2.       Deliverability: All the basic elements we do day in and day out: domain analysis, ISP relations, list hygiene.  With the maturation of the lists we have in play today and the increasing discrepancies of the ISPs' practices, this has increasingly become a mission-critical area we don't talk about enough, test enough or have enough resources to support.  Most companies could use a good "review" by a deliverability expert once a year.

3.       Interest Generation:  Today we could call this "engagement." It includes offer selection, creative/copy testing, frequency, subject line testing, and  preference center design -- anything that supports understanding customers' intent and how to reach them. 

4.       Personalization and targeting: We speak a lot about this, but most think it's the infusion of personalization in a subject line or body copy.  It's not!   Personalization is both an email and company-wide initiative that is far more complex than an email.  It includes data integration, geo/demo overlays, triggered messaging behavioral messaging, site/email and messaging - and, of course, integration of share components.

5.       Segmentation:  The farther we get into segmentation, the more complicated and intertwined it becomes.  Behavioral segmentation, attitudinal ovelays, MVC analysis, RFM strategy, longitudinal response, and cross-channel testing all present challenges for companies to optimize in channel and cross channel. 

6.       Conversion Efficiency:  Places more pressure on your ability to measure to conversion and control some of the variables responsible for supporting a sale - for example,  offer targeting, timing, sequenced messaging, and remarketing, path to conversion

7.       Cross-Sell - Upsell:   This presents the finest opportunity.  It means you have intelligence on what and why customer buy, and some predictive measures in place to assess risk to market to certain segments and the potential outcomes associated with the market.  These activities include: list overlap analysis, cross-product affinities, customer lifecycle, predictive modeling, campaign decision trees -- all of which support "decisions" and "migration."

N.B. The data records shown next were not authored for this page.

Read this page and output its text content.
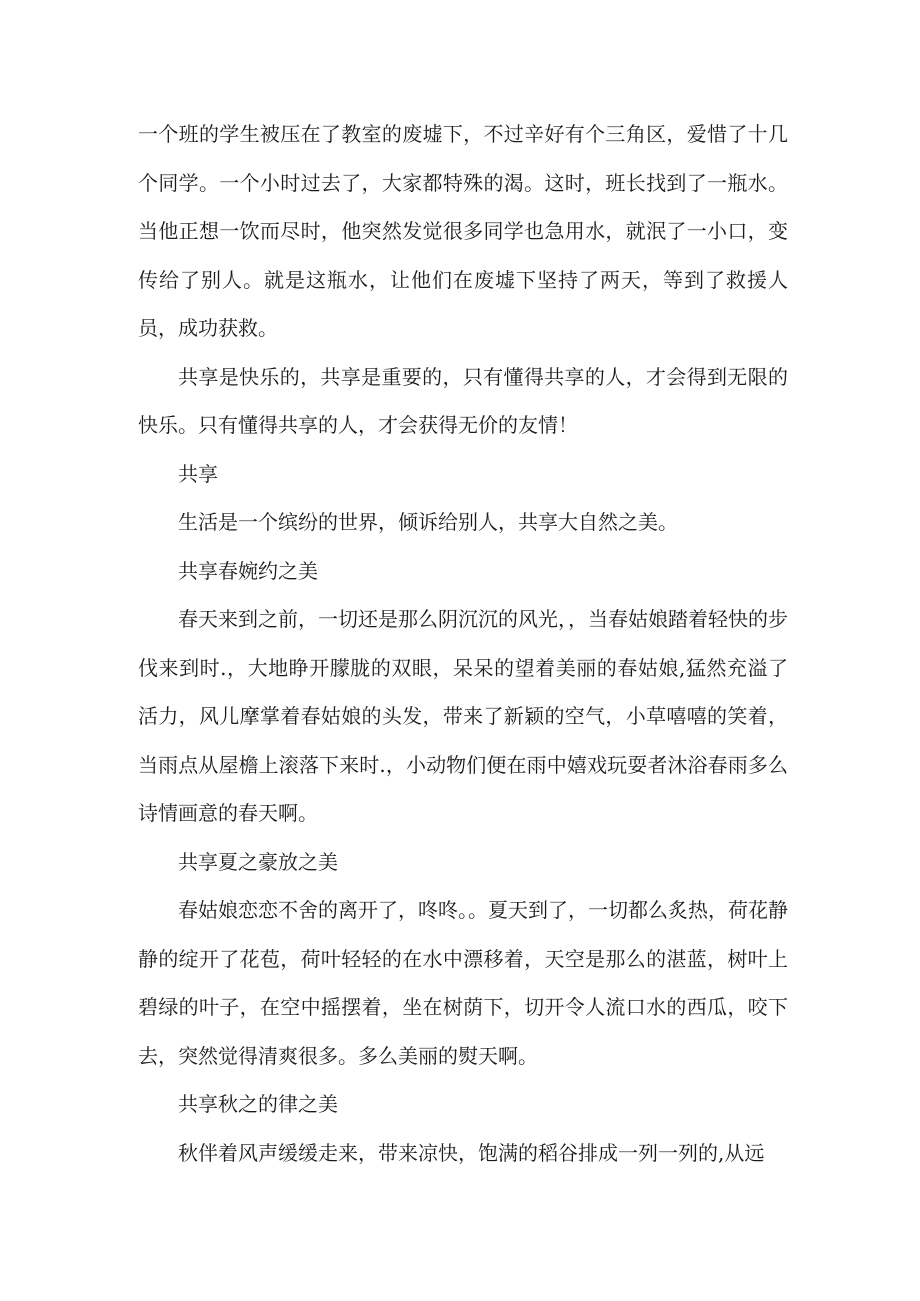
一个班的学生被压在了教室的废墟下，不过辛好有个三角区，爱惜了十几个同学。一个小时过去了，大家都特殊的渴。这时，班长找到了一瓶水。当他正想一饮而尽时，他突然发觉很多同学也急用水，就泯了一小口，变传给了别人。就是这瓶水，让他们在废墟下坚持了两天，等到了救援人员，成功获救。

共享是快乐的，共享是重要的，只有懂得共享的人，才会得到无限的快乐。只有懂得共享的人，才会获得无价的友情！

共享

生活是一个缤纷的世界，倾诉给别人，共享大自然之美。

共享春婉约之美

春天来到之前，一切还是那么阴沉沉的风光，，当春姑娘踏着轻快的步伐来到时.，大地睁开朦胧的双眼，呆呆的望着美丽的春姑娘,猛然充溢了活力，风儿摩掌着春姑娘的头发，带来了新颖的空气，小草嘻嘻的笑着，当雨点从屋檐上滚落下来时.，小动物们便在雨中嬉戏玩耍者沐浴春雨多么诗情画意的春天啊。

共享夏之豪放之美

春姑娘恋恋不舍的离开了，咚咚。。夏天到了，一切都么炙热，荷花静静的绽开了花苞，荷叶轻轻的在水中漂移着，天空是那么的湛蓝，树叶上碧绿的叶子，在空中摇摆着，坐在树荫下，切开令人流口水的西瓜，咬下去，突然觉得清爽很多。多么美丽的熨天啊。

共享秋之的律之美

秋伴着风声缓缓走来，带来凉快，饱满的稻谷排成一列一列的,从远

While every company has a slightly different view and classification, by looking at this through an evolutionary view you can assess where you fit on this scale and what you hope to evolve to over time. In large companies, it can be difficult to organize around this progression. In small companies, it can be difficult to grasp the scale of return on some. But remember this: the vehicle you're riding in (train/car) may be going 60 MPH, but are you sitting still during this ride?